I honestly have no idea how many classrooms use my Dreaming Anastasia series (click here for a link to the on-line discussion guides) or The Sweet Dead Life. TSDL does have a Common Core educator’s guide coming, supposedly when The A-Word releases. (Soho Press, May 2014) It’s a great guide that I’d love to present to you here, but it is currently somewhere in the hands of someone within Soho Press/Random House getting prettied up from my original draft. What I can tell you is this: As I wrote the The A-Word, which is the sequel to TSDL, it became apparent to all of us that there really were numerous wonderful areas of discussion and thought to be had in the duology.
The intro I wrote last summer included this:
Part mystery, part angel book with a Texas twist, Joy Preble’s SWEET DEAD LIFE series is at its core a Vonnegut-esque sibling story of love, loss, faith and belief, of what it means to be good and the inherent human failings that cause us to fall from that.

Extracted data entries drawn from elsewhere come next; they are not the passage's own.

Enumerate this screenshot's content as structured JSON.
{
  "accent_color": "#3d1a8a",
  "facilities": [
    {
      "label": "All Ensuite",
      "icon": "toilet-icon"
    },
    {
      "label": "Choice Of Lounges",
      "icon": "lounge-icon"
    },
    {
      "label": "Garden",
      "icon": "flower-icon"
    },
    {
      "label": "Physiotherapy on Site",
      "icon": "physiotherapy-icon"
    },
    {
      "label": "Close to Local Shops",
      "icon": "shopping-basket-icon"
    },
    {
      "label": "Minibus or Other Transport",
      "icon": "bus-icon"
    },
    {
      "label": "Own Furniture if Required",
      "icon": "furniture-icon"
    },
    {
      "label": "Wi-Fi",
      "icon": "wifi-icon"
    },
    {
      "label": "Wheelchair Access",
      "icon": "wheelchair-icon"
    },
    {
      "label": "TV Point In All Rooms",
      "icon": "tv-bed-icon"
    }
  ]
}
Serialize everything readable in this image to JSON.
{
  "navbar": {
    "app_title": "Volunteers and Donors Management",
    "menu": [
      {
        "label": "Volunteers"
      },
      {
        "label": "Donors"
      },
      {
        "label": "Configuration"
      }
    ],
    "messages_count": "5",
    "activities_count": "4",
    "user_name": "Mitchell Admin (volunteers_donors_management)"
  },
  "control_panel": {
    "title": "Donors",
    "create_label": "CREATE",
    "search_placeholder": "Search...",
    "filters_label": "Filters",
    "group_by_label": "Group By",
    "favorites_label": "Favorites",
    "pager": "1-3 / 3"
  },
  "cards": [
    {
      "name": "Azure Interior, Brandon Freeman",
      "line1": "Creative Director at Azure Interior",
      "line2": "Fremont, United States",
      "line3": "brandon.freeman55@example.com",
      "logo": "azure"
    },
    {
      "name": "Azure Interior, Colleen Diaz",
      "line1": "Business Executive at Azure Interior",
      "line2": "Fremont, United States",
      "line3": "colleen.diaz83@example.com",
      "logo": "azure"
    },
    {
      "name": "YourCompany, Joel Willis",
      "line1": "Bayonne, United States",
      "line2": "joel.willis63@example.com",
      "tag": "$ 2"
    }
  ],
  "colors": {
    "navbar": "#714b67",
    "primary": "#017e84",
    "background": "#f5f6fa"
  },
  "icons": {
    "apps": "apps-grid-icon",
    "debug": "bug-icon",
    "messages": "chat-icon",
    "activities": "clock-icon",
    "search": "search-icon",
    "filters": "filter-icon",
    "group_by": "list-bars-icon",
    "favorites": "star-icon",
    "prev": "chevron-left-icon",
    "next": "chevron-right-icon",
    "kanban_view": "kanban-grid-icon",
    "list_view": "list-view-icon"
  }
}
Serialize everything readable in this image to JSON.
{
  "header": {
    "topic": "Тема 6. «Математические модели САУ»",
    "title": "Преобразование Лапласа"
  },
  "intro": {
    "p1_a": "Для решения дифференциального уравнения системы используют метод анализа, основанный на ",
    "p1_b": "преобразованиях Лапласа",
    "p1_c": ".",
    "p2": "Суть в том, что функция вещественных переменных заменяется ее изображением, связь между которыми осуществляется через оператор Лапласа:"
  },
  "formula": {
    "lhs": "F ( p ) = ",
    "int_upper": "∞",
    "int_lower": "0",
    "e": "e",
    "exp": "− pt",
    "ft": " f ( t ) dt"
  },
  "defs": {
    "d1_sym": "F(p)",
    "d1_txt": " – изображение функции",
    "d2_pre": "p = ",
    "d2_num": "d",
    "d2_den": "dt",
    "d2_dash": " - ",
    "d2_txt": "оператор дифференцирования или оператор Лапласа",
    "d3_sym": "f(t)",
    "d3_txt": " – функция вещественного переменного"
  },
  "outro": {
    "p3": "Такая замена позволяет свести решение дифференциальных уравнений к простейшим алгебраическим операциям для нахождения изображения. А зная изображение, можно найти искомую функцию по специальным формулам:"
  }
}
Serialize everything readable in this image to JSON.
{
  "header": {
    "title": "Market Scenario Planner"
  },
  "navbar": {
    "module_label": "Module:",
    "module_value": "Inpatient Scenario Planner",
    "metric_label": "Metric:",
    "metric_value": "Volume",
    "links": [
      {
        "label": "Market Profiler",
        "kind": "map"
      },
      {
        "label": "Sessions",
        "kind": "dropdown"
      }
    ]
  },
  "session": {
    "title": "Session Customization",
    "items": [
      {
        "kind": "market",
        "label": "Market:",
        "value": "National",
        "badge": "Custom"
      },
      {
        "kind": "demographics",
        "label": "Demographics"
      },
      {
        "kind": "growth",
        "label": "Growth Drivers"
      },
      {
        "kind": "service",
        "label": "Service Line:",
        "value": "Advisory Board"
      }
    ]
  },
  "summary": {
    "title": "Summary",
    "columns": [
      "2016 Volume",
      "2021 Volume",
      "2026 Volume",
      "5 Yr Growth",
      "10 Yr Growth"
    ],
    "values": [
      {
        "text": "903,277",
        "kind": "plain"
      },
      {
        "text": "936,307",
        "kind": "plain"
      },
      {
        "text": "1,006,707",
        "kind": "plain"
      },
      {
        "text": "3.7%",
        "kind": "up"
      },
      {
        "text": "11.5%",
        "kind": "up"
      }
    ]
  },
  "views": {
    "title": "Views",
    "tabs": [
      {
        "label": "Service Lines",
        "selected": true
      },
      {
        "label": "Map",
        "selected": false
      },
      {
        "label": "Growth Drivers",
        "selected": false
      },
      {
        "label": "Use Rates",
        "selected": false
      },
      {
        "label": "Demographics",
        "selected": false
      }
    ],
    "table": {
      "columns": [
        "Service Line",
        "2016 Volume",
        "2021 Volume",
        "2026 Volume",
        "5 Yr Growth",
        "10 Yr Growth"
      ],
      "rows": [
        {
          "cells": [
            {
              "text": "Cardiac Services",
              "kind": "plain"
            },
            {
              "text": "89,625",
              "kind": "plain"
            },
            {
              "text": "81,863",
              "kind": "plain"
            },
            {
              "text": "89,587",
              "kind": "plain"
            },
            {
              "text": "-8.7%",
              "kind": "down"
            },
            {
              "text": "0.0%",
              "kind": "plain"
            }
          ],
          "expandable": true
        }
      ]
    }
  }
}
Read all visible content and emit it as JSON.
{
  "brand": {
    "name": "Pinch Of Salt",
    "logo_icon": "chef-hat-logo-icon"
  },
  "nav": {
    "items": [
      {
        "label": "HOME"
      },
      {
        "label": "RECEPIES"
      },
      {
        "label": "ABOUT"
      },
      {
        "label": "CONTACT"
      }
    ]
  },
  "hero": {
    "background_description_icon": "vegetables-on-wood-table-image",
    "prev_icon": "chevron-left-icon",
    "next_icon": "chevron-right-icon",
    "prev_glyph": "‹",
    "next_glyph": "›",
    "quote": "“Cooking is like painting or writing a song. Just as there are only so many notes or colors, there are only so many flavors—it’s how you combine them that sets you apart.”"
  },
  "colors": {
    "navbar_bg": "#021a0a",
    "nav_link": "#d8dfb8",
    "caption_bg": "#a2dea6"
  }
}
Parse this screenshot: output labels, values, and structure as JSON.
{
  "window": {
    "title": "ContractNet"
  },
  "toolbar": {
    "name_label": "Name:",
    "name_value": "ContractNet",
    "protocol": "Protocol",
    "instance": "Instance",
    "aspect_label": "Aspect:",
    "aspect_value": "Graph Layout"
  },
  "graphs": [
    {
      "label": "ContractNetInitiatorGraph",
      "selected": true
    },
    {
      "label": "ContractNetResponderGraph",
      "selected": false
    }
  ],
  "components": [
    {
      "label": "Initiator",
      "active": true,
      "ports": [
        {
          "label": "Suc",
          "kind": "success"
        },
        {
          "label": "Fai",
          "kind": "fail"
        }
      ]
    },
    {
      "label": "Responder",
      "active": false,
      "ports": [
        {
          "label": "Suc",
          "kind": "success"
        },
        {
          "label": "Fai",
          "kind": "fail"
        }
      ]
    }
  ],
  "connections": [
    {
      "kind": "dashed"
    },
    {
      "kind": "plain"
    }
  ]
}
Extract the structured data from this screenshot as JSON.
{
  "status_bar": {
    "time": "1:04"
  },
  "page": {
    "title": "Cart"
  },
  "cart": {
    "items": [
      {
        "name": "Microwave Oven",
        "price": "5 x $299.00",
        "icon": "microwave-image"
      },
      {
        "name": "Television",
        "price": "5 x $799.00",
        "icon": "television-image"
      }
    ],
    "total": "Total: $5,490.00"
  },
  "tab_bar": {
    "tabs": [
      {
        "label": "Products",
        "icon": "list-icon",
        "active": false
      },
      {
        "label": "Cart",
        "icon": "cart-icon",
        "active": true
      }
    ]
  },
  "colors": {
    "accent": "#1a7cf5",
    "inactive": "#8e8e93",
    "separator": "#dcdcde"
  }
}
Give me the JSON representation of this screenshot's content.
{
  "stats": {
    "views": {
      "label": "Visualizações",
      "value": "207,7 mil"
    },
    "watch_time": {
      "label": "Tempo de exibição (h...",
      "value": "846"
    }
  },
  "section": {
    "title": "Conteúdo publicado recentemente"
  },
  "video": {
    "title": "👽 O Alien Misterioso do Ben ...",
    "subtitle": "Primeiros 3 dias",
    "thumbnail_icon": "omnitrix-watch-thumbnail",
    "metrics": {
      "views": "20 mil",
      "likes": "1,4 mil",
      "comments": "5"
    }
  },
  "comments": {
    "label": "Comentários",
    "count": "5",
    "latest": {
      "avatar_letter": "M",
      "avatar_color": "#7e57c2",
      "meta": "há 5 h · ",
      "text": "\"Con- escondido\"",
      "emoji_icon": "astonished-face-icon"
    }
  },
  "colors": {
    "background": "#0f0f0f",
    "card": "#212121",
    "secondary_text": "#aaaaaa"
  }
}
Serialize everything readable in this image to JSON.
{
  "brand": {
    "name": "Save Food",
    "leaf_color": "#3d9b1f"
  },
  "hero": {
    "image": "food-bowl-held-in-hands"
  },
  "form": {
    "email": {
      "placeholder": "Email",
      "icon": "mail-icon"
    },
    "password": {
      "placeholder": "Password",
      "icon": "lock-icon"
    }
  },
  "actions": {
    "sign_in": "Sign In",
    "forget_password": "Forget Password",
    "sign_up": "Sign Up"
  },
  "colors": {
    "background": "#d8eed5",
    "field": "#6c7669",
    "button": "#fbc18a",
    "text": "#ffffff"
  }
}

Through the eyes of its young teenage narrator, Jenna Samuels, TSDL presents its readers with an epic battle of good and evil set in the modern wasteland of the Houston suburbs. A fifteen year old girl and her not-so-angelic guardian angel brother find themselves fighting a global conglomerate that has weaponized memory drugs with the real potential of controlling human society. (All against the backdrop of mall culture, fast-food tacos, and Texas high school football.)
So yeah— a lot of serious stuff, right?
And some of it is sort of subversive and tricky, which as a former high school English teacher I find is the best of the serious stuff, you know? The things that make readers think and re-evaluate and wonder and ponder how they feel about all this. Because if your editor has started saying your writing in the books is ‘Vonnegut-esque’ well, you better dig deep and root around for what it is could actually be discussed in classrooms or libraries or books clubs. Of course there’s always the surface stuff: the plot and the characterization and the setting and in The A-Word there’s Jenna’s first love relationship with Ryan Sloboda set against the back drop of a bunch of failed romances for everyone else around her.
But there is also that business of angels and the potential to research their literary history from Milton (or before that) to modern day. And a great opportunity to read various non-fiction cultural commentary on Faith in America Culture. And bunches of possible novel/film pairings to analyze American suburbia and its effect on us and on culture. We can do the same with the issue of families and death. And numerous possible musings on humor and parody and how we use these in books and film to approach those difficult, often soul-wrenching topics.
So yeah. Not just a comedic riff on a girl’s stoner brother turned guardian angel with very human bad habits in tact. You can see how thrilled I was when one of my favorite YA authors, Michael Northrop, recently blurbed The A-Word with this: “The earthbound angels are as authentic as the down-to-earth people in The A-Word, but where the book really spreads its wings is in the interaction between the two. Resourceful teens and heavenly beings team up to get to the roots of a very modern mystery, and the big questions of the universe share space with first dates and football games. The result: a smart, original (and slightly celestial) mystery with a distinctly Texan flavor.”
And why in my Educator’s Guide Author’s Note (this is only an excerpt and again, I have no idea how much of this will actually make it to the final copy), I’ve pondered this:
I could not envision Casey and Jenna’s story anywhere else but Texas. As the epigraph of book 1 says, quoting Davy Crockett, “You may all go to hell, and I will go to Texas.” In THE SWEET DEAD LIFE, this is exactly how I see Casey Samuels, the most unlikely guardian angel ever—a Texas boy through and through. Rough-hewn and far from perfect, but with a solid heart and an inherent urge to do the right thing. Which of course is why Management has chosen him…
TSDL does not connect its angel theology to any specific faith group. This is a purposeful choice on my part. In fact, main character Jenna is far from devout, making her the perfect narrator since she has no preconceived notions – save for a generic idea of angels with halos and harps—of what a heavenly being would actually do or say. I enjoy using her sharp-tongued innocence to both comic and poignant effect. Of course, Jenna’s guardian angel sleeps in the room next to hers and shares her bathroom and doesn’t clean up after himself.
Like the characters in Gabriel Garcia Marquez’s “A Very Old Man with Enormous Wings,” few humans in the series other than Jenna have any understanding of what they’re actually seeing. So my sense was that even without Management’s ‘Damage Control’ techniques, the good citizens of the northern Houston suburbs would continue to be oblivious, even when they are subject to Casey’s angelic powers. His girlfriend Lanie falls into this category, as do the neighbors, Mr. and Mrs. Gilroy, among others.
Will classrooms use this material? I really hope so!